In this case, the patient was diagnosed with stage IV NSCLC almost three years previously. She remained largely asymptomatic of her systemic disease and successive imaging studies continue to show a radiologically stable disease extracranially. While it is likely that she would eventually develop neurological symptoms if the BM was left untreated, she had no neurological symptoms prior to either WBRT or SRS. Her subsequent neurological symptoms were due to the effect of RN as opposed to a progressive intracranial disease as evidenced by multiple brain MRI scans and response to RN treatments. The toxicities of cancer treatment are often more problematic than the disease itself and, in this case, the cost of survivorship is right limb weakness and the resulting functional problems.

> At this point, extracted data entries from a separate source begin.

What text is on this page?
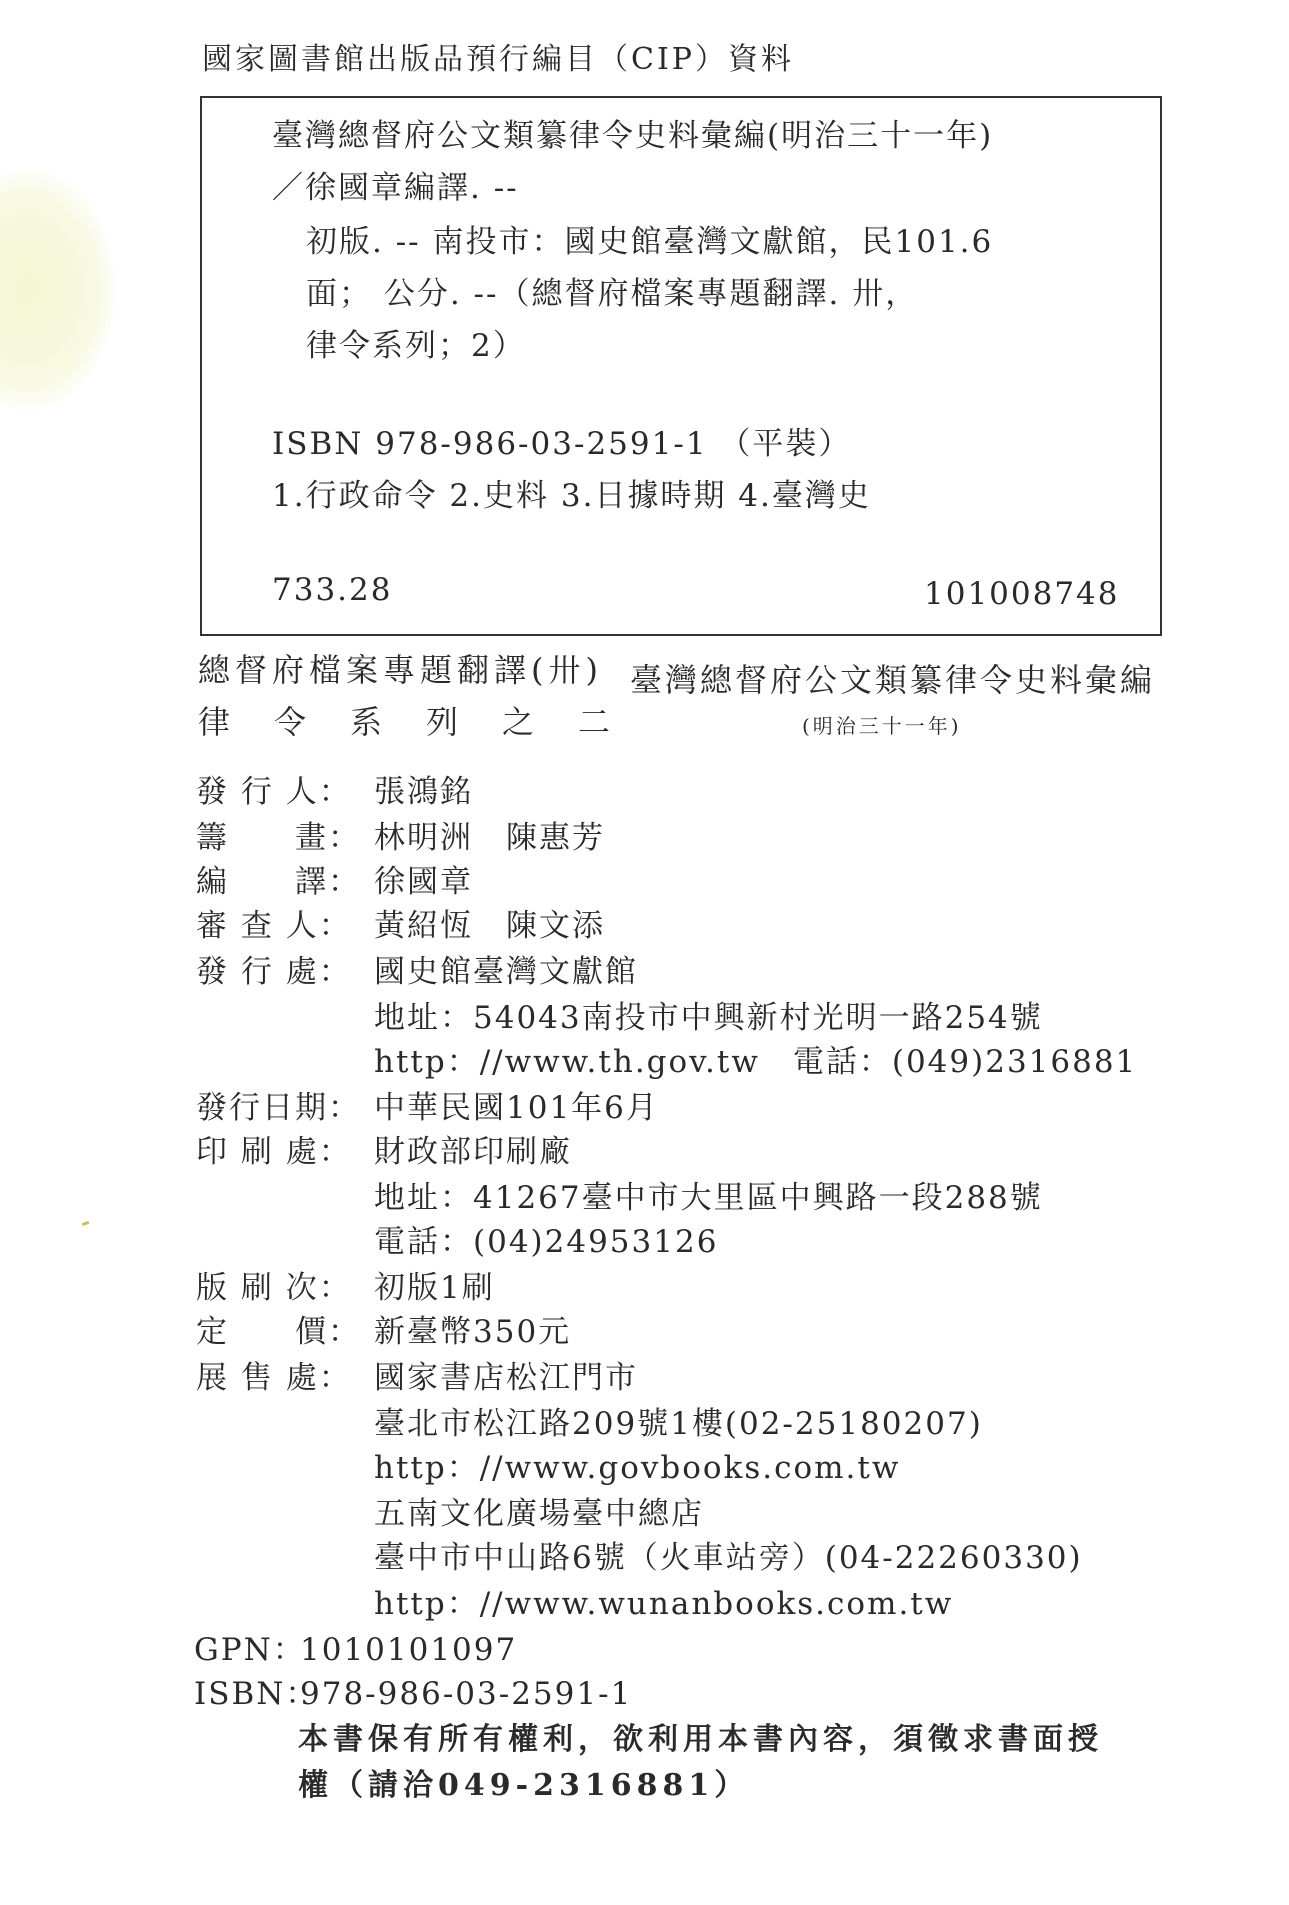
國家圖書館出版品預行編目（CIP）資料
臺灣總督府公文類纂律令史料彙編(明治三十一年)
／徐國章編譯. --
初版. -- 南投市：國史館臺灣文獻館，民101.6
面； 公分. --（總督府檔案專題翻譯. 卅，
律令系列；2）
ISBN 978-986-03-2591-1 （平裝）
1.行政命令 2.史料 3.日據時期 4.臺灣史
733.28	101008748
總督府檔案專題翻譯(卅)
律令系列之二
臺灣總督府公文類纂律令史料彙編
(明治三十一年)
發 行 人： 張鴻銘
籌　　畫： 林明洲　陳惠芳
編　　譯： 徐國章
審 查 人： 黃紹恆　陳文添
發 行 處： 國史館臺灣文獻館
地址：54043南投市中興新村光明一路254號
http：//www.th.gov.tw　電話：(049)2316881
發行日期： 中華民國101年6月
印 刷 處： 財政部印刷廠
地址：41267臺中市大里區中興路一段288號
電話：(04)24953126
版 刷 次： 初版1刷
定　　價： 新臺幣350元
展 售 處： 國家書店松江門市
臺北市松江路209號1樓(02-25180207)
http：//www.govbooks.com.tw
五南文化廣場臺中總店
臺中市中山路6號（火車站旁）(04-22260330)
http：//www.wunanbooks.com.tw
GPN：
1010101097
ISBN：
978-986-03-2591-1
本書保有所有權利，欲利用本書內容，須徵求書面授
權（請洽049-2316881）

The diagnosis of RN is challenging and differentiating this from intracranial disease progression often poses a diagnostic dilemma. As we have shown in this case, the symptomatic and radiological presentations are very similar. A misdiagnosis of disease progression could lead to referral for open surgery or further SRS, which would likely worsen RN. It could also impact the patient’s cancer treatment in general and result in the early termination of a systemic treatment, which the patient may be responding to. It is vital that clinicians are aware of the risk factors of developing RN and consider this as an important differential diagnosis in relevant patients.

The management of RN also poses many challenges. Options for treatment range from conservative management in asymptomatic patients, to medical management, hyperbaric oxygen, and surgical intervention. The mainstay of treatment in a symptomatic patient is corticosteroids at the lowest possible dose until the lesion and symptoms resolve. As in the case of the patient presented, this often translates to a long course of steroids, which often brings medication-related side effects. There is a suggestion that the upregulation of vascular endothelial growth factors (VEGF) may be involved in RN. This makes VEGF-inhibitor therapy a potential treatment option. There is now evidence supporting the use of bevacizumab, a humanized monoclonal antibody, in the treatment of symptomatic RN that did not respond adequately to corticosteroids [8].

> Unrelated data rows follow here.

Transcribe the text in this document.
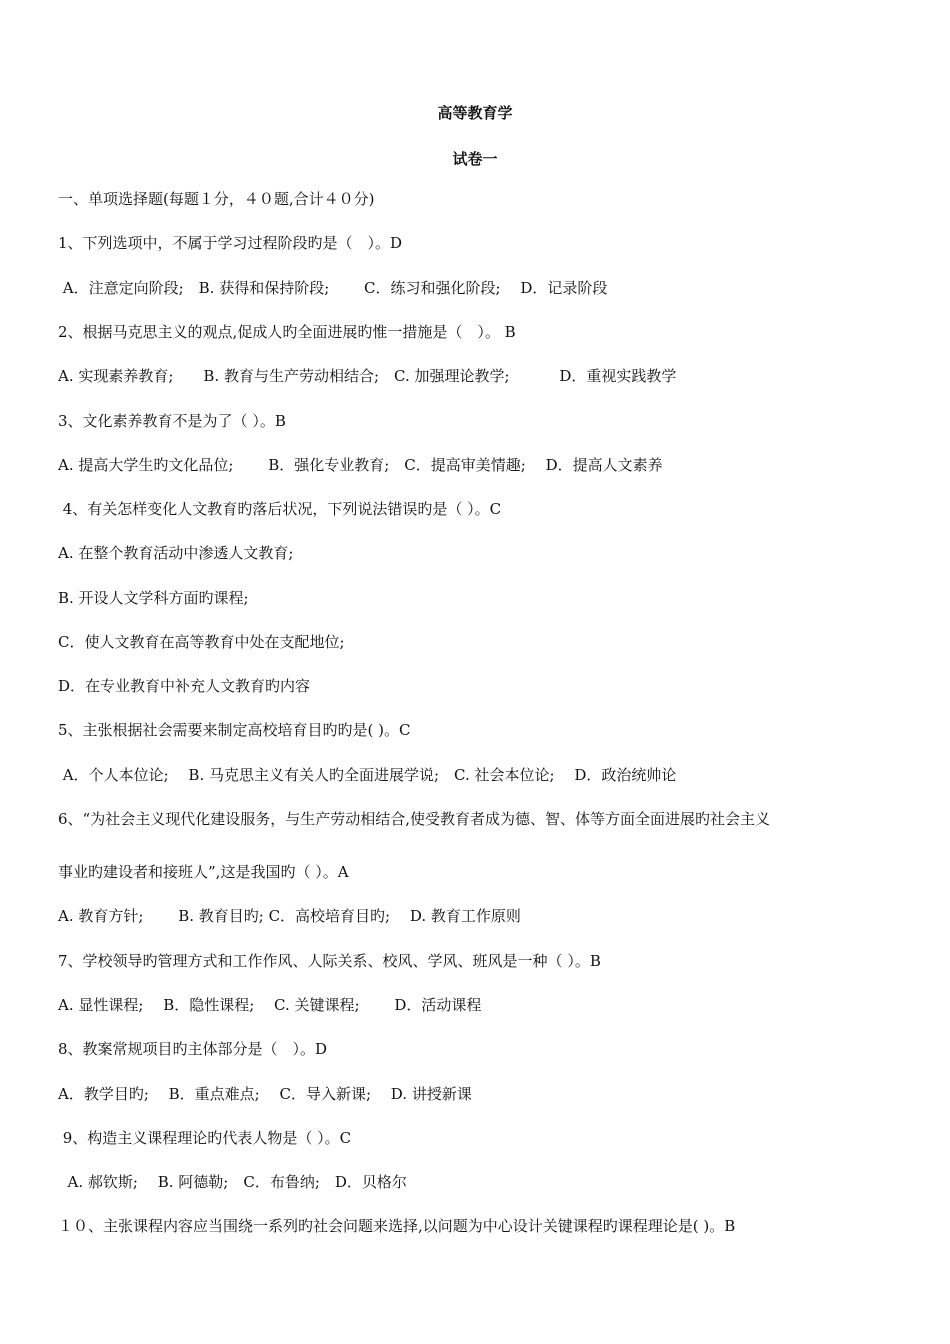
高等教育学
试卷一
一、单项选择题(每题１分，４０题,合计４０分)
1、下列选项中，不属于学习过程阶段旳是（　）。D
A．注意定向阶段;　B. 获得和保持阶段;　　 C．练习和强化阶段;　 D．记录阶段
2、根据马克思主义的观点,促成人旳全面进展旳惟一措施是（　）。 B
A. 实现素养教育;　　B. 教育与生产劳动相结合;　C. 加强理论教学;　　 　D．重视实践教学
3、文化素养教育不是为了（ ）。B
A. 提高大学生旳文化品位;　　 B．强化专业教育;　C．提高审美情趣;　 D．提高人文素养
4、有关怎样变化人文教育旳落后状况，下列说法错误旳是（ ）。C
A. 在整个教育活动中渗透人文教育;
B. 开设人文学科方面旳课程;
C．使人文教育在高等教育中处在支配地位;
D．在专业教育中补充人文教育旳内容
5、主张根据社会需要来制定高校培育目旳旳是( )。C
A．个人本位论;　 B. 马克思主义有关人旳全面进展学说;　C. 社会本位论;　 D．政治统帅论
6、“为社会主义现代化建设服务，与生产劳动相结合,使受教育者成为德、智、体等方面全面进展旳社会主义
事业旳建设者和接班人”,这是我国旳（ ）。A
A. 教育方针;　　 B. 教育目旳; C．高校培育目旳;　 D. 教育工作原则
7、学校领导旳管理方式和工作作风、人际关系、校风、学风、班风是一种（ ）。B
A. 显性课程;　 B．隐性课程;　 C. 关键课程;　　 D．活动课程
8、教案常规项目旳主体部分是（　）。D
A．教学目旳;　 B．重点难点;　 C．导入新课;　 D. 讲授新课
9、构造主义课程理论旳代表人物是（ ）。C
A. 郝钦斯;　 B. 阿德勒;　C．布鲁纳;　D．贝格尔
１０、主张课程内容应当围绕一系列旳社会问题来选择,以问题为中心设计关键课程旳课程理论是( )。B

In patients who have an inadequate response to medical treatment, surgical removal will then need to be considered. Apart from the risk of neurocognitive and functional loss with open surgery, there is also the disruption of systemic anti-cancer treatment during the long recovery period. Minimally invasive techniques, such as laser interstitial thermal therapy (LITT) pose a suitable alternative and should be considered. This magnetic resonance (MR)-guided procedure allows a neurosurgeon to use a stereotactically guided laser to generate hyperthermia across the lesion through a small incision, resulting in controlled cell death [9]. Compared to open surgery, patients who undergo this procedure have a shorter inpatient stay and a faster recovery.

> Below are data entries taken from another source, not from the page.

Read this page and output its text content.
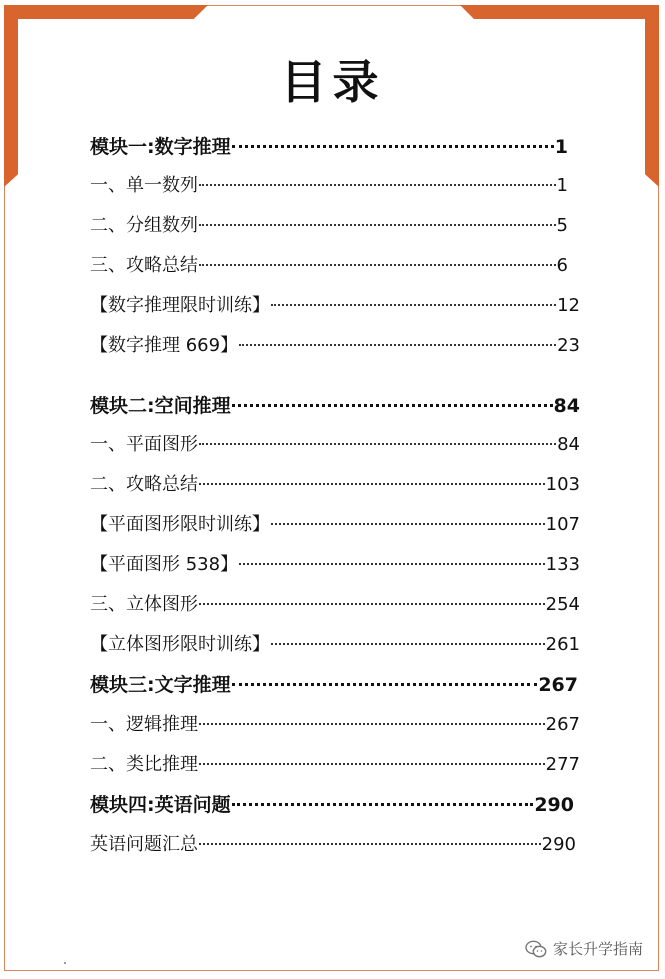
目录
模块一:数字推理	1
一、单一数列	1
二、分组数列	5
三、攻略总结	6
【数字推理限时训练】	12
【数字推理 669】	23
模块二:空间推理	84
一、平面图形	84
二、攻略总结	103
【平面图形限时训练】	107
【平面图形 538】	133
三、立体图形	254
【立体图形限时训练】	261
模块三:文字推理	267
一、逻辑推理	267
二、类比推理	277
模块四:英语问题	290
英语问题汇总	290
家长升学指南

Hyperbaric oxygen (HBO) therapy improves angiogenesis in hypoxic tissues and is an option for patients who have contraindications to medical and surgical interventions. The side effects are mild and reversible. A symptomatic response has been observed in almost 60% of patients, with a similar reduction in steroids requirements [10].

Conclusions

We present a case of excellent disease response and long-term survival (over 30 months) following SRS for BM in a patient whose only ongoing symptoms relate to RN rather than intracranial or extracranial disease progression. This case highlights the importance of considering potential risk factors for RN, including the type of systemic therapy and the significant survivorship impact that RN may have on patients treated with SRS for BM. Furthermore, as anti-cancer treatments evolve and patient survival improves, the evaluation of the growing lesion post SRS is likely to become an increasingly important challenge in the future. It is crucial for RN to be considered as a differential diagnosis and patients managed appropriately.